CAMEROUN – L’éternel problème du trafic des notes dans les universités camerounaises

Après une longue nuit de préparation et de révision pour les examens, parait enfin l’aube de la proclamation des résultats. Oui ces notes devraient donner raison à chaque étudiant  autrement dit primer à juste titre leur travail.

C’est un encouragement voire un réconfort pour ceux qui ont bravé. Ceyrolle nous le confirme «  Je ne pouvais pas mieux attendre, que des A! Mes nuits blanches et mes recherches ont payé fort. »  D’un autre côté c’est une indifférence disons plutôt un haussement des épaules pour les étudiants qui ont des mauvaises notes. « La révision expresse de tous mes cours en une journée, le « fax » des anciennes épreuves hélas je n’ai que des F. Je dois être plus assidu et organisé si je veux aller au niveau supérieur. » Nous explique Gaston.

Cependant il figure un dernier groupe d’étudiants totalement désespérés et désemparés. Curieux nous nous sommes rapprochés de l’une d’entre eux Cathy pour en savoir un peu plus sur la question. « Je suis inscrite à l’université au même titre que tous les autres étudiants. J’assiste normalement aux cours et aux travaux dirigés. J’ai également assisté aux compositions, cependant dans plusieurs unités de valeur aucune note ne figure sur mon nom. » Et Bienvenu nous le confirme « Parfois même la note affichée au premier semestre et celle figurant sur les récapitulatifs en fin d’année sont totalement différentes.  Je quitte pratiquement des A pour des F».

Puis nous avons été mis au courant de plusieurs étudiants dans la même situation. C’est ainsi  qu’ont été dénombrées  plusieurs types d’irrégularités : contraste entre la note affichée et la note attendue, non publication de certaines notes, absence des noms sur les babillards des notes…

Premièrement nous disent-ils quand ils vont vers l’administration il leur est demandé de rédiger des requêtes. Fort est de constater que lorsqu’il s’agit du motif contraste entre la note affichée et la note attendue la réponse est à 99% rejet. Ensuite quand le motif de la requête est non publication des notes, vous avez 50% d’avoir une réponse. On procède à des fouilles de vos copies, si elles sont retrouvées on vous impute des notes.

Enfin le dernier motif absence des noms sur les babillards, le cas le plus ambigu d’après leurs témoignages. On procède à des fouilles systématiques dans les lots de copies. C’est assez surprenant de constater que votre nom figure sur la liste des candidats ayant participé à la composition cependant vos copies  ont disparu.

Beaucoup d’étudiants ont dû redoubler voire tripler et quadrupler innocemment des niveaux pour les motifs allégués ci-dessus. Certains ont tout simplement abandonné leurs études. Les requêtes n’ont jamais pas abouti. Quel dommage.

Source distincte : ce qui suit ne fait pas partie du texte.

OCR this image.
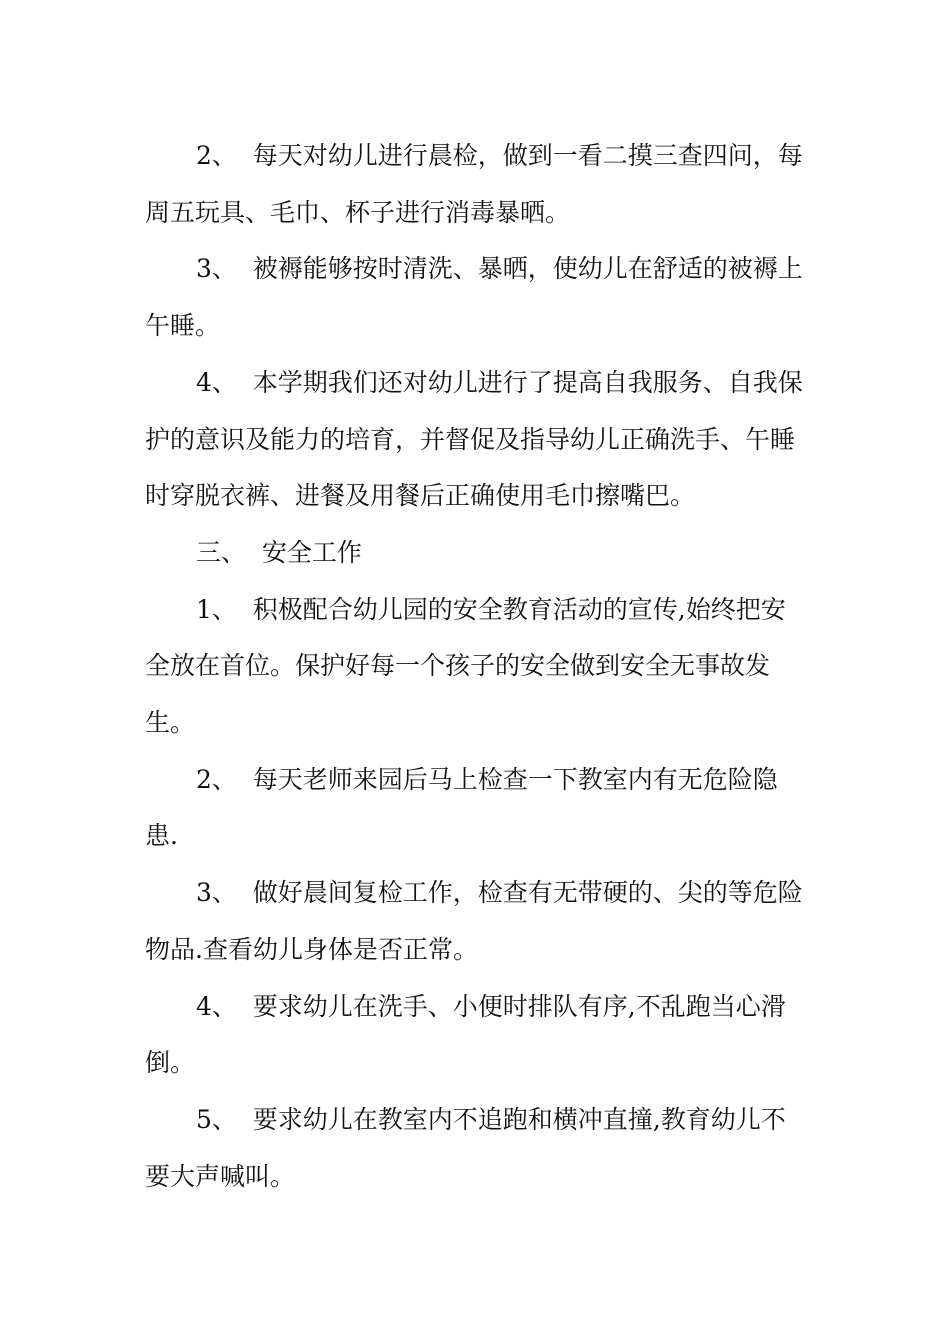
2、  每天对幼儿进行晨检，做到一看二摸三查四问，每周五玩具、毛巾、杯子进行消毒暴晒。

3、  被褥能够按时清洗、暴晒，使幼儿在舒适的被褥上午睡。

4、  本学期我们还对幼儿进行了提高自我服务、自我保护的意识及能力的培育，并督促及指导幼儿正确洗手、午睡时穿脱衣裤、进餐及用餐后正确使用毛巾擦嘴巴。

三、  安全工作

1、  积极配合幼儿园的安全教育活动的宣传,始终把安全放在首位。保护好每一个孩子的安全做到安全无事故发生。

2、  每天老师来园后马上检查一下教室内有无危险隐患.

3、  做好晨间复检工作，检查有无带硬的、尖的等危险物品.查看幼儿身体是否正常。

4、  要求幼儿在洗手、小便时排队有序,不乱跑当心滑倒。

5、  要求幼儿在教室内不追跑和横冲直撞,教育幼儿不要大声喊叫。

Effectivement on nous a fait part de plusieurs réseaux de trafic des notes, les manœuvres vont de l’échange des copies pendant les corrections, pendant la saisie pour archivage jusqu’à la modification des notes à la cellule informatique. Tout ceci en contrepartie des pots de vins. Ils s’agit précisément des étudiants nantis qui ne veulent pas fournir d’effort pour réviser leurs leçons. Egalement sont citées parmi des coupables les étudiantes ayant des affinités non éducatives avec certains enseignants.

C’est pour démanteler tous ces réseaux de fraude que l’administration a récemment retardé la publication des résultats. Elle a affirmé devoir auditer le processus allant des salles de composition, les salles de correction, la cellule informatique jusqu’à l’affichage au babillard.

Cette initiative de l’administration est vivement à encourager. Cependant beaucoup d’efforts restent encore à faire puisque des mêmes cas de figure refont toujours surface. Quels sont ces réseaux ? Comment procèdent-ils ? Sont-ils intouchables ?

En dernière analyse, l’université demeure le temple du savoir, de l’intellect et de la créativité. Beaucoup de grandes inventions et révolutions ont été initiées ailleurs par des étudiants, on peut citer facebook avec Mark Zuckerberg, Apple avec Steve Jobs, Microsoft avec Bill Gates… Sachons donc copier le bon exemple ici chez nous.

Il est grand temps de penser à un cadre confortable et propice à la recherche et à l’innovation dans nos universités, afin que l’excellence et le mérite jaillissent comme un torrent intarissable pour permettre un décollage effectif de notre continent.